Lonjakan ini mencerminkan lebih dari sekadar meningkatnya partisipasi ritel. Ini menegaskan bagaimana bisnis Jepang semakin mengintegrasikan aset digital ke dalam keuangan perusahaan, menggunakan kripto untuk diversifikasi kas, hadiah bagi pemegang saham, dan pembayaran lintas batas.

Sebuah katalis utama telah menjadi SBIVC untuk Prime, platform institusional SBI. Seiring yen Jepang menghadapi pelemahan berkelanjutan, lebih banyak perusahaan mengalokasikan sebagian cadangan mereka ke cryptocurrency daripada hanya memegang uang tunai.

SBI juga melaporkan meningkatnya minat dari perusahaan terdaftar yang menawarkan XRP dan Bitcoin (BTC) sebagai hadiah bagi pemegang saham, menggantikan insentif tradisional seperti kartu hadiah dan voucher dengan aset digital yang dapat dipegang, diperdagangkan, atau meningkat nilainya seiring waktu.

Peran XRP yang terus berkembang terutama mencolok mengingat kerja sama jangka panjang SBI Group dengan Ripple.

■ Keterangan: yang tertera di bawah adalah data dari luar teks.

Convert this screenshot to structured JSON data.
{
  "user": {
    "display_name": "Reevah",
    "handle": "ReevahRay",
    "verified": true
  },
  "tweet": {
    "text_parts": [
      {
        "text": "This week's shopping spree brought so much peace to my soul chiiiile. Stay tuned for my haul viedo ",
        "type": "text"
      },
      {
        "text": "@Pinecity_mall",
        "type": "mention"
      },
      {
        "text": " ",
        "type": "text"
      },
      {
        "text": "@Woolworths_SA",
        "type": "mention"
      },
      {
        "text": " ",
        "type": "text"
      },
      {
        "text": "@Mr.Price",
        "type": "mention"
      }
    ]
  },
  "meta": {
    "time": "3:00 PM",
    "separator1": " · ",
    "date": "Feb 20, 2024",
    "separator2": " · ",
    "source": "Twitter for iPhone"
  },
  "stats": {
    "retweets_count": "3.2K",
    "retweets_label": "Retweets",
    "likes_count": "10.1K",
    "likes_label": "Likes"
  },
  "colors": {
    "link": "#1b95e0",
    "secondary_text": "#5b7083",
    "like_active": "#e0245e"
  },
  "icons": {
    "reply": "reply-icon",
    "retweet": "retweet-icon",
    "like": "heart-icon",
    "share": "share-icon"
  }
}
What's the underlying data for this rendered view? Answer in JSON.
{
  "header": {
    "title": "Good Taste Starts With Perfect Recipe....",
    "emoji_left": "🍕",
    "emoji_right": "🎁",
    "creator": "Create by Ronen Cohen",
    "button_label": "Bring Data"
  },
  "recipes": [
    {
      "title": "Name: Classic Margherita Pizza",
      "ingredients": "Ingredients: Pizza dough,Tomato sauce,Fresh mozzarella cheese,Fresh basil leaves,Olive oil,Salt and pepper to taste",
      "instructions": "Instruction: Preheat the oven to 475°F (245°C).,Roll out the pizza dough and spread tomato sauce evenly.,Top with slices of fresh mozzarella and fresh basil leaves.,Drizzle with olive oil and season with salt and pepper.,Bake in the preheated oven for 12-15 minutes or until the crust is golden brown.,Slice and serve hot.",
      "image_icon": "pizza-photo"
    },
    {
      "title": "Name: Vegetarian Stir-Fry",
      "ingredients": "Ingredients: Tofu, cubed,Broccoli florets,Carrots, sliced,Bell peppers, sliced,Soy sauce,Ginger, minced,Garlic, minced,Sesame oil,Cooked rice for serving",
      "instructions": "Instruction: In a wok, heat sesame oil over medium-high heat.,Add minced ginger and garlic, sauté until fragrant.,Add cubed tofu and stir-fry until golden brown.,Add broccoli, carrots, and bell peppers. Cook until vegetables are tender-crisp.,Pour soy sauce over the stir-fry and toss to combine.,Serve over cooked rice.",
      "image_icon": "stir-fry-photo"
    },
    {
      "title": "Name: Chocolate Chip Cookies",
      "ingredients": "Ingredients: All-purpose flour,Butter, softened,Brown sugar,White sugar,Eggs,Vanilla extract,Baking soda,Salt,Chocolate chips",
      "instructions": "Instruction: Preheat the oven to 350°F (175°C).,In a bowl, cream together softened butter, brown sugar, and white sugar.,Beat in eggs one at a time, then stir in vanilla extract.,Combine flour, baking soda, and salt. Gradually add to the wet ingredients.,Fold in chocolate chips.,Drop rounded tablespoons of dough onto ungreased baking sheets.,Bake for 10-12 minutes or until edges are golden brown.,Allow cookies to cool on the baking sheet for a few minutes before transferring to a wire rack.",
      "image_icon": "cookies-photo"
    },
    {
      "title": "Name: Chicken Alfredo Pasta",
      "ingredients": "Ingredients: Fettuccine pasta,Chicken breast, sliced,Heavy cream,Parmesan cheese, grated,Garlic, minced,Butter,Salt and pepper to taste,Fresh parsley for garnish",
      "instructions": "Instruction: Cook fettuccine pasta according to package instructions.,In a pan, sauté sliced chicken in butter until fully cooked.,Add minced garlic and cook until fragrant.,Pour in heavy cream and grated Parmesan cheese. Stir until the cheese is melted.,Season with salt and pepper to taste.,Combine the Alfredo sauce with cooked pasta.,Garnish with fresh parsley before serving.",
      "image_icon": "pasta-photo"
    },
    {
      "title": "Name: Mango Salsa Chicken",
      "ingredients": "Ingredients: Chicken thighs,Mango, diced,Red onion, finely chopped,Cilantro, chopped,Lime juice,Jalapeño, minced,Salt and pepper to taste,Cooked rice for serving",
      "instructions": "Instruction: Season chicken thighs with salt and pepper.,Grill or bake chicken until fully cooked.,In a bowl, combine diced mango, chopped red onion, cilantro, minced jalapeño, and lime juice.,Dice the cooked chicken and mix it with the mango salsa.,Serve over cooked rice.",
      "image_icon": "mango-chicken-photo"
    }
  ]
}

Alih-alih memperlakukan XRP sebagai aset murni spekulatif, SBI terus memajukan penggunaannya dalam pembayaran dunia nyata, insentif perusahaan, dan layanan keuangan perusahaan, memperkuat posisinya dalam ekonomi digital Jepang yang sedang berkembang.

SBI Memperluas Kekuasaan Kripto Dengan Stablecoin, Produk XRP, dan Kesepakatan Bitbank Senilai $289 Juta

Stablecoin juga telah menjadi mesin pertumbuhan utama. Setelah menjadi bursa pertama di Jepang yang mendukung USDC pada 2025, SBI VC Trade memperluas daftarnya tahun ini dengan JPYSC, stablecoin jenis trust pertama di negara itu yang didukung yen, dan Ripple’s RLUSD stablecoin.

Bursa juga sedang mempersiapkan peluncuran layanan pinjaman stablecoin, yang semakin memperluas kasus penggunaan praktis untuk mata uang digital terregulasi.

Ambisi kripto SBI melampaui bursanya. Raksasa keuangan ini baru saja mengumumkan rencana untuk mengakuisisi Bitbank dalam kesepakatan $289 juta yang akan meningkatkan total aset kripto yang dikelola menjadi sekitar ¥1,1 triliun.

Awal tahun ini, perusahaan juga mengungkap rencana untuk memperkenalkan produk investasi yang terkait XRP di Bursa Efek Tokyo, dengan target sekitar $32 miliar aset yang dikelola dalam tiga tahun ke depan.

Oleh karena itu, tanda-tandanya jelas karena langkah-langkah ini menunjukkan bahwa SBI tidak hanya memperluas basis pengguna, tetapi juga membangun infrastruktur untuk adopsi kripto institusional di Jepang.

Seiring perusahaan semakin mengadopsi bitcoin, XRP, dan stablecoin untuk manajemen kas, pembayaran, dan keterlibatan investor, tonggak 2 juta akun SBI VC Trade terlihat kurang seperti puncak dan lebih seperti awal babak pertumbuhan kripto berikutnya di salah satu pasar keuangan terbesar di Asia.

Penafian: Informasi pada halaman ini mungkin telah diperoleh dari pihak ketiga dan tidak mencerminkan pandangan atau opini KuCoin. Konten ini disediakan hanya untuk tujuan informasi umum, tanpa representasi atau jaminan apa pun, dan tidak dapat ditafsirkan sebagai saran keuangan atau investasi. KuCoin tidak bertanggung jawab terhadap segala kesalahan atau kelalaian, atau hasil apa pun yang keluar dari penggunaan informasi ini. Berinvestasi di aset digital dapat berisiko. Harap mengevaluasi risiko produk dan toleransi risiko Anda secara cermat berdasarkan situasi keuangan Anda sendiri. Untuk informasi lebih lanjut, silakan lihat Ketentuan Penggunaan dan Pengungkapan Risiko.